Hal itu didasarkan pada orang yang menguasai kekayaan itu bukan pada orang yang memiliki sebenarnya, yaitu tidak sesuai dengan ketentuan "milik penuh" yang disepakati  semua ahli fiqih. Dan itu pulalah barangkali sebabnya zakat wajib atas yang meminjam itu sebagai pengimbang tindakannya mengulur-ulurkan membayar hutangnya.
Tetapi mayoritas (Jumhur) ahli fiqkih semenjak masa sahabat sampai kepada seterusnya, berpendapat bahwa pinjaman itu dua macam :
1) Pinjaman yang diharapkan kembali, yaitu pinjaman yang jelas dari orang yang berkucupan. Dalam hal ini zakatnya dimajukan bersama dengannya kekayaannya yang ada setiap tahun. Yang meriwayatkan demikian adalah Abu Ubaid dari Umar, Usman, Ibnu Umar, Jabir bin Abdullah dari pihak sahabat, dan dikuatkan oleh Jabir bin Zaid, Mujahid, Ibrahim, dan Maimun bin Mahran dari pihak tabi'in.
Â
2) Pinjaman yang tidak diharapkan kembali lagi, yaitu pinjaman dari orang yang tidak berkecukupan yang tidak akan mungkin membayarnya kembali atau pinjaman dari seorang yang tidak mengakui hutangnya sedangkan pemilik tidak mempunyai bukti apapun. Dalam hal ini terdapat beberapa pendapat:
Â
A. Orang itu mengeluarkan zakatnya untuk selama tahun-tahun kekayaan di tangannya. Ini adalah pendapat Ali dan Ibnu Abbas.

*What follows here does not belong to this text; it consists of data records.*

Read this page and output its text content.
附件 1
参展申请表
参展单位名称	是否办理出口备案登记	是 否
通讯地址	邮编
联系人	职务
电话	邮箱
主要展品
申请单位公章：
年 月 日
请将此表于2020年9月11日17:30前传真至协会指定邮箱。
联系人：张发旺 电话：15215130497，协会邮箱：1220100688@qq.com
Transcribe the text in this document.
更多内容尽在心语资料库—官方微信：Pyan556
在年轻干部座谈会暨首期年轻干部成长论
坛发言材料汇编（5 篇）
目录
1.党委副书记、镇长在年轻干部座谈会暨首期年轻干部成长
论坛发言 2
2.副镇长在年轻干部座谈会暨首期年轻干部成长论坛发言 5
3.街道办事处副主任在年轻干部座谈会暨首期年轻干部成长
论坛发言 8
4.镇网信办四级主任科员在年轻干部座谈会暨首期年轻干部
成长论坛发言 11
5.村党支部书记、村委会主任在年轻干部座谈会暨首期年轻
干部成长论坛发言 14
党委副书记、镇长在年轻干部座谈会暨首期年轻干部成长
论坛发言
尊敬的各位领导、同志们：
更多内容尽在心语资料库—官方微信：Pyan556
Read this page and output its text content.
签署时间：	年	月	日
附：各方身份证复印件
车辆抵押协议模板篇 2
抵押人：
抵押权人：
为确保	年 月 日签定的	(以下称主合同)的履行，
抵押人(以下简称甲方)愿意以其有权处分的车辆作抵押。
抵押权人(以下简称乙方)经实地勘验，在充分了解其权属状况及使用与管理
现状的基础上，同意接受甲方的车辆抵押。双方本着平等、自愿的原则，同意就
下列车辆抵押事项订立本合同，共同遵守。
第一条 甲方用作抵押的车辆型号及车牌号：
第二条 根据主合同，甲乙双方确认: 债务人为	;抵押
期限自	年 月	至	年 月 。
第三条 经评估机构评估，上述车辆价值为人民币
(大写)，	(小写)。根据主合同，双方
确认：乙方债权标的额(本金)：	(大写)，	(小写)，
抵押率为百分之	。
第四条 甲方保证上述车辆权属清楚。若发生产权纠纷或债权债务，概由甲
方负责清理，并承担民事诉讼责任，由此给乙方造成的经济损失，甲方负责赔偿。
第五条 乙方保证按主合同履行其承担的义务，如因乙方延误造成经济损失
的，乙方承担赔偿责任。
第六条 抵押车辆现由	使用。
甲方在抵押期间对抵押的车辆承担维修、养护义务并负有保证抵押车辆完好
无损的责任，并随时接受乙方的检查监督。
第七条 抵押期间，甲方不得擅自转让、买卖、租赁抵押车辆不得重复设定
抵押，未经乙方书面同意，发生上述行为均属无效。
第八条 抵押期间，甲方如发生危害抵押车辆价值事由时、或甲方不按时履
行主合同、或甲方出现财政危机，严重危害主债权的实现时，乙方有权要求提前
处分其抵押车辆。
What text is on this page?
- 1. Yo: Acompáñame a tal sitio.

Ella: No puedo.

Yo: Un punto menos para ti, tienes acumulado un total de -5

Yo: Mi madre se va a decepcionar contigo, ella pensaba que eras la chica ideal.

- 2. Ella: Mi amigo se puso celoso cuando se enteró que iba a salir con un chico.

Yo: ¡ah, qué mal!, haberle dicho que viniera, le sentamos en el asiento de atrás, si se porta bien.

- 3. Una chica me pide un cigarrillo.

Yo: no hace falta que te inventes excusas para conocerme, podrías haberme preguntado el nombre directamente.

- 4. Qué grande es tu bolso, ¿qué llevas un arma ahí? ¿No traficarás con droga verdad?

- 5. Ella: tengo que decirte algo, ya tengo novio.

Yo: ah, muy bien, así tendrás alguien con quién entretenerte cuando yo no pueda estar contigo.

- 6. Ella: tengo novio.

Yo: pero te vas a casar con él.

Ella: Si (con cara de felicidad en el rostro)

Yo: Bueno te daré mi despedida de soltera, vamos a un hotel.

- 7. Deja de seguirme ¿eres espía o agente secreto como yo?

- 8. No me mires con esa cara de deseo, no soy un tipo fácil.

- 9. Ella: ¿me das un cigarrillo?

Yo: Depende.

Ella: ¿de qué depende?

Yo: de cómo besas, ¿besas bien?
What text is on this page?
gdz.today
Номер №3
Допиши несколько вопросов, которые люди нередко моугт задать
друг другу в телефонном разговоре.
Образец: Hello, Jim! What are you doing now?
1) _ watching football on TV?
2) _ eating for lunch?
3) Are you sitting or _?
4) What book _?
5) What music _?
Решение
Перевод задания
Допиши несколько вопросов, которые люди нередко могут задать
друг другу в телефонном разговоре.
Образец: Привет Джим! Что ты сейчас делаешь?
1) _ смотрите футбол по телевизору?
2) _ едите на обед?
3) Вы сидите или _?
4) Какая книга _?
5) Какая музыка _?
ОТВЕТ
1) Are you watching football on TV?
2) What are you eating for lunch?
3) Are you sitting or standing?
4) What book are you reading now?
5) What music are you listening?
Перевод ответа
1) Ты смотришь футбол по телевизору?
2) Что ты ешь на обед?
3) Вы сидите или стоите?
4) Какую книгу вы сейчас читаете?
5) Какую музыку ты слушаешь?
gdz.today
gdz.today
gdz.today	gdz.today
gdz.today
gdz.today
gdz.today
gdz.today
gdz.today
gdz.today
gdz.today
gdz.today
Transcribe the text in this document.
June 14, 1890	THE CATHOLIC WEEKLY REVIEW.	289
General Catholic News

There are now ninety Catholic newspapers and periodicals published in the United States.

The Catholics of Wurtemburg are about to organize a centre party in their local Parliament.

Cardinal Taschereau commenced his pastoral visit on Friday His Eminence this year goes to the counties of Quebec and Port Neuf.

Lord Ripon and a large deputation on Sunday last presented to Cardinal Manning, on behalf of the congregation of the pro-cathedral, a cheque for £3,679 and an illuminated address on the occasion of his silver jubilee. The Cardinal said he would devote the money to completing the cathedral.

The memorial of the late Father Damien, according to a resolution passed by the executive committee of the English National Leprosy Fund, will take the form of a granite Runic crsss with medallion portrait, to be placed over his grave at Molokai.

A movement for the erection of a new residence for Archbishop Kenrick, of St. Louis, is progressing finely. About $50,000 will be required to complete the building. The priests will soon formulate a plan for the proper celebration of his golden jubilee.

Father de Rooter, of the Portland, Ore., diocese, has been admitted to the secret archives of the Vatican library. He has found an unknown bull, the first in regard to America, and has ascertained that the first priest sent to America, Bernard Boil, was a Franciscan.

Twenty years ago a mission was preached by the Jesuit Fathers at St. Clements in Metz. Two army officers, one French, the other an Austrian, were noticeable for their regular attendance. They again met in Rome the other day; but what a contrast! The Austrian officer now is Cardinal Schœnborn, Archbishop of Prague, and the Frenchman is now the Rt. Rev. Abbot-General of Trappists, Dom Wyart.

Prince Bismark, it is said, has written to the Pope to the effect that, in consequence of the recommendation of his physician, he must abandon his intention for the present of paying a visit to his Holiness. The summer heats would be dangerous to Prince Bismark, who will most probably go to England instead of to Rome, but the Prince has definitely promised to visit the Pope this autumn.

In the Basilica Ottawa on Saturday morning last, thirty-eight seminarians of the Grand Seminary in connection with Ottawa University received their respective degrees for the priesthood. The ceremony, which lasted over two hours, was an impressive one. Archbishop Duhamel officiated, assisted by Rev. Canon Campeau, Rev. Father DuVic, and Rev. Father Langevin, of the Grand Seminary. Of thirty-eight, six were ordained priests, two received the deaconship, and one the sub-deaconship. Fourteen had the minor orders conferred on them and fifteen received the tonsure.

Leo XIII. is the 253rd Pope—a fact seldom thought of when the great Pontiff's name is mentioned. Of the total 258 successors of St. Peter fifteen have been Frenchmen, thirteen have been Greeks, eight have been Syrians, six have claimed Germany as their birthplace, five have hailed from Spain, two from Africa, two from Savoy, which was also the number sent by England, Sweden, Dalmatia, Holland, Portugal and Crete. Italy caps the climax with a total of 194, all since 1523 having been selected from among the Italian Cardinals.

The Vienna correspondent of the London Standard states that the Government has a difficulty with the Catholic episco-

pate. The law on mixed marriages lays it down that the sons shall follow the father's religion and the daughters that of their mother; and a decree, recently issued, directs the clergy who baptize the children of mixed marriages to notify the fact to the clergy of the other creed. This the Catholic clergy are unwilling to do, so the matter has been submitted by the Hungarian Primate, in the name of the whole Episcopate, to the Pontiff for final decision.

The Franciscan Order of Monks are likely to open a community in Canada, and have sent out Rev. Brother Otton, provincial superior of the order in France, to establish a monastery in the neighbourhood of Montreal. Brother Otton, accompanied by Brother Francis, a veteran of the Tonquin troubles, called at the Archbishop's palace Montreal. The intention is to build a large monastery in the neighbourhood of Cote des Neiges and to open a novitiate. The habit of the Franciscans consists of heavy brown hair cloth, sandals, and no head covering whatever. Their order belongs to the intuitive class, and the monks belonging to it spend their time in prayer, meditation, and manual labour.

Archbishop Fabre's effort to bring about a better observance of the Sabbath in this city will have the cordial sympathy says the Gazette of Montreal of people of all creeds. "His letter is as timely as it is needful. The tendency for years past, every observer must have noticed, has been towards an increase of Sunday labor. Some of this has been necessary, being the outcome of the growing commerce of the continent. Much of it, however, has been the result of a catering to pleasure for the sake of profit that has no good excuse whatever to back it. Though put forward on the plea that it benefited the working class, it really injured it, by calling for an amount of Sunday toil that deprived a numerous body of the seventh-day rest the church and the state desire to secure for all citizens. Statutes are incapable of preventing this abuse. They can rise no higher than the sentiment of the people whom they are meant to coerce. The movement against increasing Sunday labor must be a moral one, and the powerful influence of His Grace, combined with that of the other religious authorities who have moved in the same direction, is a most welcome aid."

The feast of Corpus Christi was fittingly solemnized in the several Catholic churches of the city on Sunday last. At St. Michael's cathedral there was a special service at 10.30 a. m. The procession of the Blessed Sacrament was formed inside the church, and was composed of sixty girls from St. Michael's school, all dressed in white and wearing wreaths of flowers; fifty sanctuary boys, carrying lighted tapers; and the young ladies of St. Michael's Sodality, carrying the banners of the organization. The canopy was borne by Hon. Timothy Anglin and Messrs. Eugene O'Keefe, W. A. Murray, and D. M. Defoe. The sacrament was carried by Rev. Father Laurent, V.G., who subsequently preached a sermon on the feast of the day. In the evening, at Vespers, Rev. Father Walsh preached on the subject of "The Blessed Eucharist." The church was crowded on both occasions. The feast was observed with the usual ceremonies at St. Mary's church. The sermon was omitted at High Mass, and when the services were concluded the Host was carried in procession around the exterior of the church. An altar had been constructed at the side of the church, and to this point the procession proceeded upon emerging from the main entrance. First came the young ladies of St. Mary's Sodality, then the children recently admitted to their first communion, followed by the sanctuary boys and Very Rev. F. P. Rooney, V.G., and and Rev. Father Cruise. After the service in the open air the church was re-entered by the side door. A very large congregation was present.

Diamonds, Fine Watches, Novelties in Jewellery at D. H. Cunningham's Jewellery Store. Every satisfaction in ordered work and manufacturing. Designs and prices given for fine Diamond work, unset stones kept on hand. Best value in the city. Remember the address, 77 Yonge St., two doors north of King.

B. Ia mengeluarkan zakatnya untuk setahun saja, dan ini adalah pendapat Hasan, dan Umar bin Abdul Aziz yang merupakan pendapat Imam Malik tentang semua jenis hutang: diharapkan kembali atau tidak.
C. Ia tidak mengeluarkan zakatnya baik untuk bertahun-tahun maupun untuk setahun saja. Ini adalah pendapat Abu Hanifah dan kawan-kawannya. Kekayaan itu bagi mereka sama dengan kekayaan yang baru mulai digunakan oleh pemiliknya pada tahun itu.
Demikianlah Imam Abu Ubaid, dalam hal piutang masih bisa diharapkan kembali, lebih senang memakai hadis-hadis positif yang disebutkannya bersumber dari Umar, Usman, Jabir, dan Ibnu Umar, yaitu bahwa ia mengeluarkan zakatnya setiap tahunnya bersamaan dengan kekayaannya yang konkret berada di tangannya, apabila piutangnya itu berada di tangan orang-orang yang berada. Hal itu oleh karena status piutang itu sama dengan status kekayaan yang ada di tangannya  atau di dalam rumahnya.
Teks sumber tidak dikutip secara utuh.